Course detail

Operational and System Analysis

FAST-NPA017Acad. year: 2023/2024

The subject provide the basic overview of the terminology of system analysis and basic types of optimisation tasks including the most often used methods of operation research and its implementation in water management as linear programming, non-linear programming, dynamic programming, multi criteria optimistion, graph theory, network analysis methods, project management, arificial neural networks, genetic algorithm and risk analysis.

Language of instruction

Czech

Number of ECTS credits

6

Mode of study

Not applicable.

Department

Institute of Municipal Water Management (VHO)

Entry knowledge

Mathematics in scope of bachelor study program Civil Engineering, the basic knowledge of the Excel software tool.

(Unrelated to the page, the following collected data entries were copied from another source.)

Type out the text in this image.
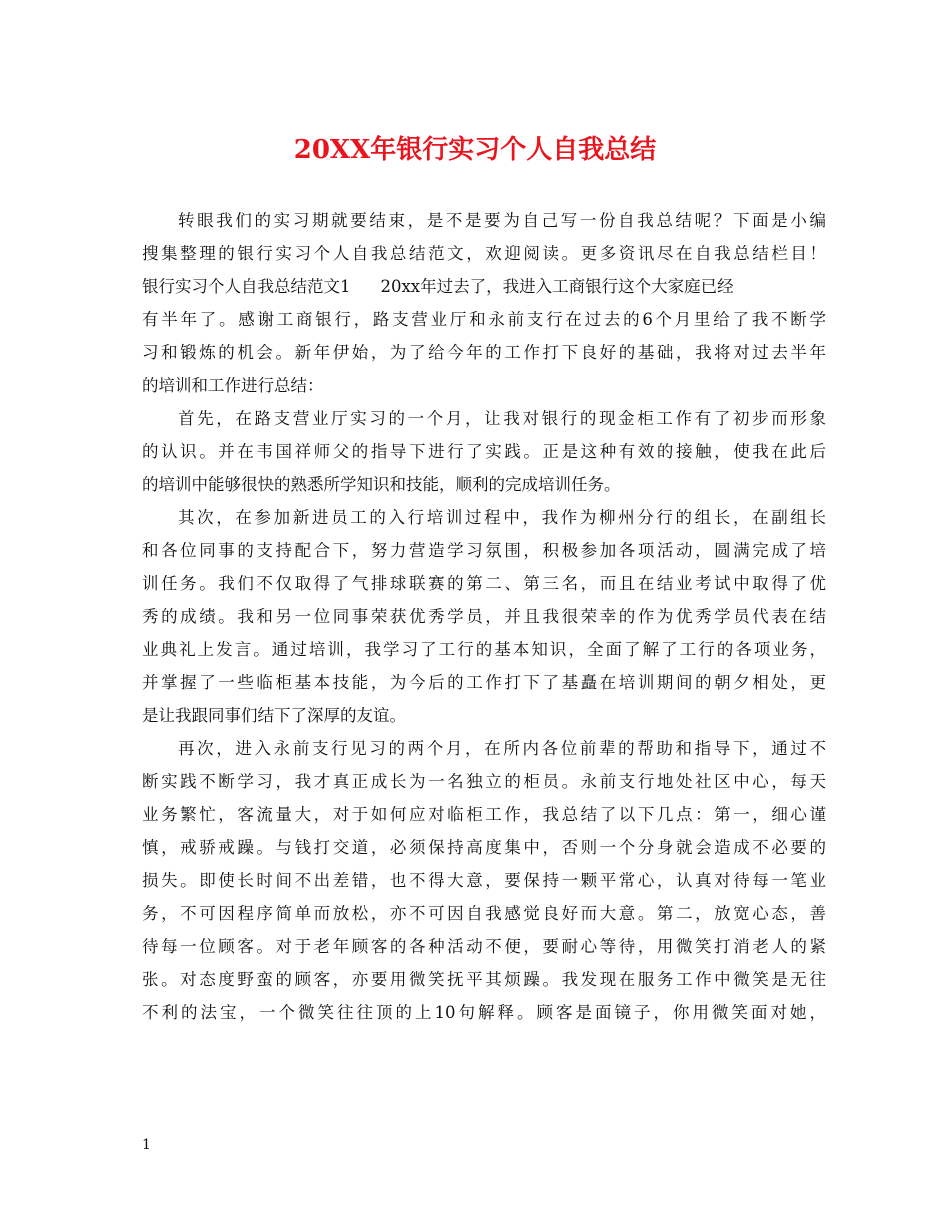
20XX年银行实习个人自我总结
转眼我们的实习期就要结束，是不是要为自己写一份自我总结呢？下面是小编
搜集整理的银行实习个人自我总结范文，欢迎阅读。更多资讯尽在自我总结栏目！
银行实习个人自我总结范文1 20xx年过去了，我进入工商银行这个大家庭已经
有半年了。感谢工商银行，路支营业厅和永前支行在过去的6个月里给了我不断学
习和锻炼的机会。新年伊始，为了给今年的工作打下良好的基础，我将对过去半年
的培训和工作进行总结：
首先，在路支营业厅实习的一个月，让我对银行的现金柜工作有了初步而形象
的认识。并在韦国祥师父的指导下进行了实践。正是这种有效的接触，使我在此后
的培训中能够很快的熟悉所学知识和技能，顺利的完成培训任务。
其次，在参加新进员工的入行培训过程中，我作为柳州分行的组长，在副组长
和各位同事的支持配合下，努力营造学习氛围，积极参加各项活动，圆满完成了培
训任务。我们不仅取得了气排球联赛的第二、第三名，而且在结业考试中取得了优
秀的成绩。我和另一位同事荣获优秀学员，并且我很荣幸的作为优秀学员代表在结
业典礼上发言。通过培训，我学习了工行的基本知识，全面了解了工行的各项业务，
并掌握了一些临柜基本技能，为今后的工作打下了基矗在培训期间的朝夕相处，更
是让我跟同事们结下了深厚的友谊。
再次，进入永前支行见习的两个月，在所内各位前辈的帮助和指导下，通过不
断实践不断学习，我才真正成长为一名独立的柜员。永前支行地处社区中心，每天
业务繁忙，客流量大，对于如何应对临柜工作，我总结了以下几点：第一，细心谨
慎，戒骄戒躁。与钱打交道，必须保持高度集中，否则一个分身就会造成不必要的
损失。即使长时间不出差错，也不得大意，要保持一颗平常心，认真对待每一笔业
务，不可因程序简单而放松，亦不可因自我感觉良好而大意。第二，放宽心态，善
待每一位顾客。对于老年顾客的各种活动不便，要耐心等待，用微笑打消老人的紧
张。对态度野蛮的顾客，亦要用微笑抚平其烦躁。我发现在服务工作中微笑是无往
不利的法宝，一个微笑往往顶的上10句解释。顾客是面镜子，你用微笑面对她，

1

Rules for evaluation and completion of the course

Extent and forms are specified by guarantor’s regulation updated for every academic year.

Aims

Get the basic knowledge of operation reserach methods which are used in water management as a linear and non-linear programming, graph theory, multicriteria optimisation methods, Artificial Neural Networks, Genetic Algoritm. Handle the fundamental solution of optimization problems using the module SOLVER (Excel) and project management with MS Project tool.
The student manages the basic knowledge of linear and non-linear programming, graph theory, multicriteria optimisation methods, project management, Artificial Neural network and Genetic algoritm. Get the basic skill with using the software tools Excel-Solver and MS Project.

Study aids

Not applicable.

Prerequisites and corequisites

Not applicable.

Basic literature

Not applicable.

Recommended reading

Not applicable.

Classification of course in study plans

  • Programme NPC-SIV Master's 1 year of study, winter semester, compulsory

Type of course unit

 

Lecture

26 hod., optionally

Teacher / Lecturer

Syllabus

1. Subject of operational and system analysis, basic terms and types of problems. 2. Linear programming – Simplex method. 3. Dual problem of linear programming, specific problems of linear programming. 4. Transportation problem – solving by MODI method. 5. Non-linear programming, method of objective function linearization. 6. Non-linear programming – Lagrange method. 7. Polyoptimal problems, pareto solving techniques. 8. Combinatorial problems, bivalent programming. 9. Graph theory, minimum graph frame and minimum graph trace. 10. Network analysis – methods of project control. 11. Dynamic programming. 12. Neural networks, genetic algorithms. 13. Risk analysis.

Exercise

39 hod., compulsory

Teacher / Lecturer

Syllabus

1. Excel SOLVER. 2. Linear programming – methods of graphical solution. 3. Linear programming – Simplex method – Excel SOLVER. 4. Dual problem of linear programming – Excel SOLVER. 5. Distriubution problem – Excel SOLVER. 6. Non-linear programming – Lagrange method. 7. Non-linear programming – Lagrange method. 8. Combinatorial methods – method Monte-Carlo. 9. MS Project software tool. 10. Graph theory – Critical Path Method. 11. MS Project – project management. 12. MS Project – project management. 13. Credit.